O economista Bruno Corano analisou em entrevista à BM&C News a difícil conjuntura enfrentada pelo Federal Reserve (Fed), que segue dividido entre os sinais de desaceleração do mercado de trabalho e a persistência da inflação nos Estados Unidos. A ausência de dados atualizados, resultado do impasse político em Washington e da ameaça de um novo shutdown, amplia a incerteza e dificulta a calibragem da política monetária.
“A situação equivale a dirigir um carro em alta velocidade com uma venda nos olhos“, diz Corano em referência à dependência do Fed em relação aos indicadores econômicos para definir os próximos passos da taxa de juros, e o risco da não divulgação de dados, devido ao shutdown. “Sem dados consistentes, a autoridade monetária pode optar por esperar ou adotar movimentos pontuais, mas sempre sob risco de erro de avaliação“, avalia.
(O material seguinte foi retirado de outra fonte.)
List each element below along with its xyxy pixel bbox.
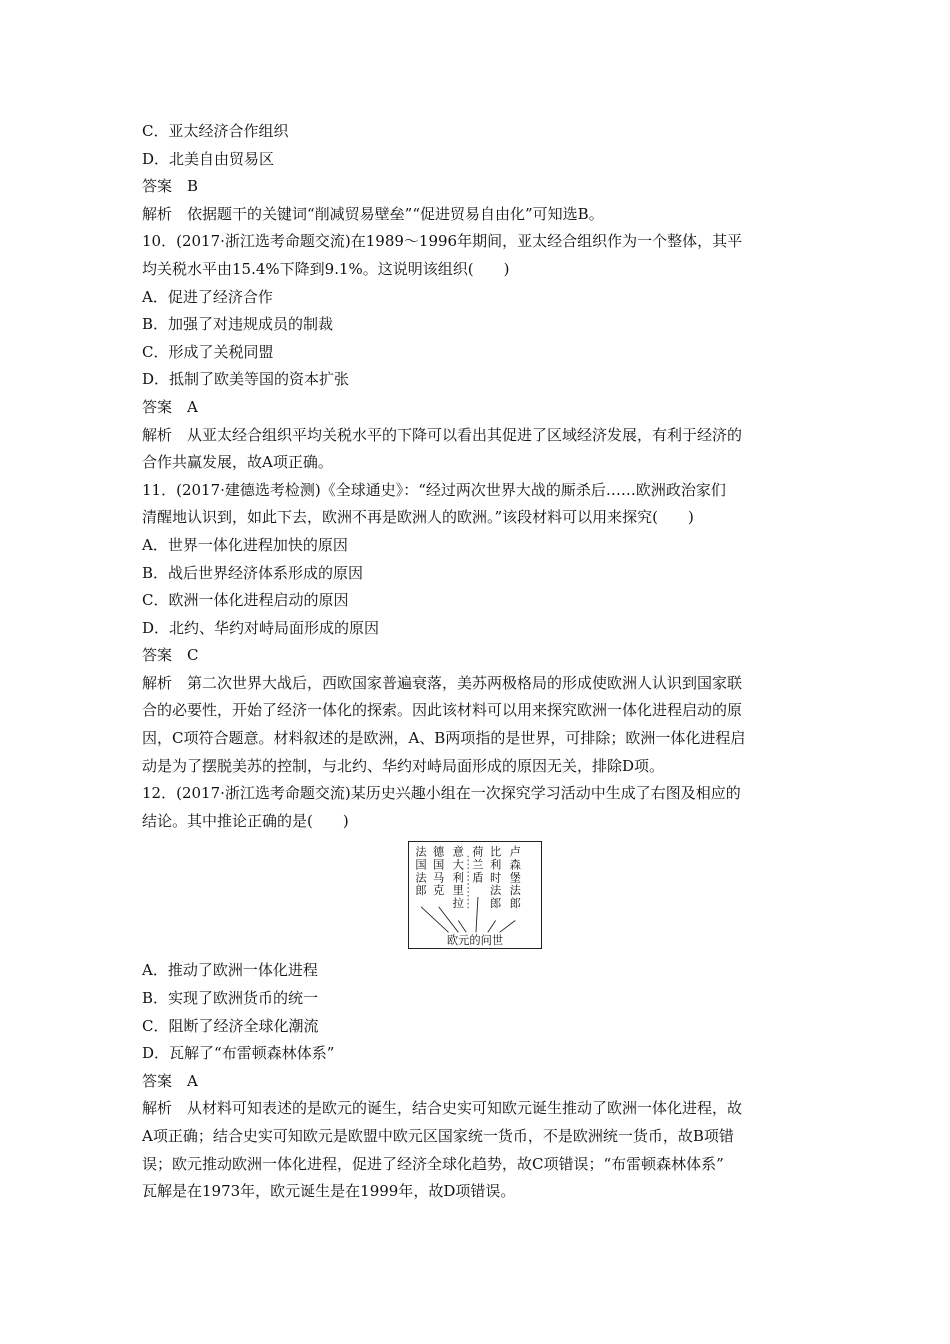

O que está em jogo na decisão do Fed?
O economista destacou que, embora a economia americana já dê sinais claros de desaceleração, a inflação segue sendo a grande incógnita. A combinação de crescimento fraco com preços pressionados pode levar a um cenário de estagflação, em que o país enfrenta simultaneamente baixo dinamismo e perda do poder de compra. “Esse quadro aumentaria a pressão sobre o Fed, que precisaria equilibrar dois objetivos conflitantes, controlar a inflação sem agravar a retração da atividade econômica“, avalia.
Além disso, Corano ressaltou que as divergências internas no comitê do Fed refletem justamente essa dificuldade, parte dos dirigentes está mais atenta ao mercado de trabalho, enquanto outra parte se concentra no comportamento dos preços. “Essa divisão aumenta a volatilidade dos mercados, já que cada discurso de autoridade monetária é interpretado como um possível sinal de mudança na estratégia“, avalia.
Quais setores já sinalizam a desaceleração?
Ao comentar os fundamentos da economia real, Corano lembrou que algumas indústrias já vinham apresentando retração expressiva mesmo antes da piora recente dos indicadores. Ele citou a indústria de embalagens, em queda há cerca de dois anos, e o setor de transporte e frete, que também tem mostrado enfraquecimento. Para o economista, esses segmentos funcionam como termômetros antecipados da atividade e reforçam o diagnóstico de que a economia americana está em desaceleração.
- Indústria de embalagens: queda contínua nos últimos dois anos, sinalizando menor demanda.
- Transporte e frete: redução no volume de cargas, indicando enfraquecimento da atividade industrial e comercial.
- Outros setores: diversas indústrias já reportam dificuldades, contrastando com números oficiais ainda resilientes.
O Fed pode errar na calibragem da política?
Na visão de Corano, a ausência de dados confiáveis aumenta o risco de decisões equivocadas. O Fed pode optar por cortar juros diante da falta de indicadores ou manter a taxa elevada por cautela, mas ambas as alternativas carregam potenciais efeitos adversos. “Sem os dados, é imprevisível saber o que o Fed vai fazer”, disse o economista, lembrando que a política monetária americana tem sido descrita como “data dependente”.
Enquanto isso, o mercado segue atento aos próximos discursos de dirigentes do Fed e à divulgação de dados de emprego, como o payroll, cuja publicação pode ser afetada pelo shutdown governo. Nesse cenário, cada sinal ganha importância desproporcional, elevando a incerteza entre investidores.
Estamos diante de um risco maior?
Por fim, Corano alertou para a possibilidade de um choque inesperado caso a economia americana entre em estagflação. Nesse caso, a combinação de inflação persistente e atividade fraca poderia forçar uma revisão abrupta da política monetária, impactando não apenas os EUA, mas também os mercados globais. “A economia já dá sinais de desaceleração, mas isso não significa que a inflação está resolvida”, concluiu o economista.
Nesse sentido, a mensagem principal é que a trajetória da política monetária americana seguirá altamente dependente dos dados, justamente os mesmos que podem deixar de ser publicados em meio ao impasse político. A combinação de incerteza fiscal e indefinição monetária reforça a necessidade de cautela dos investidores nos próximos meses.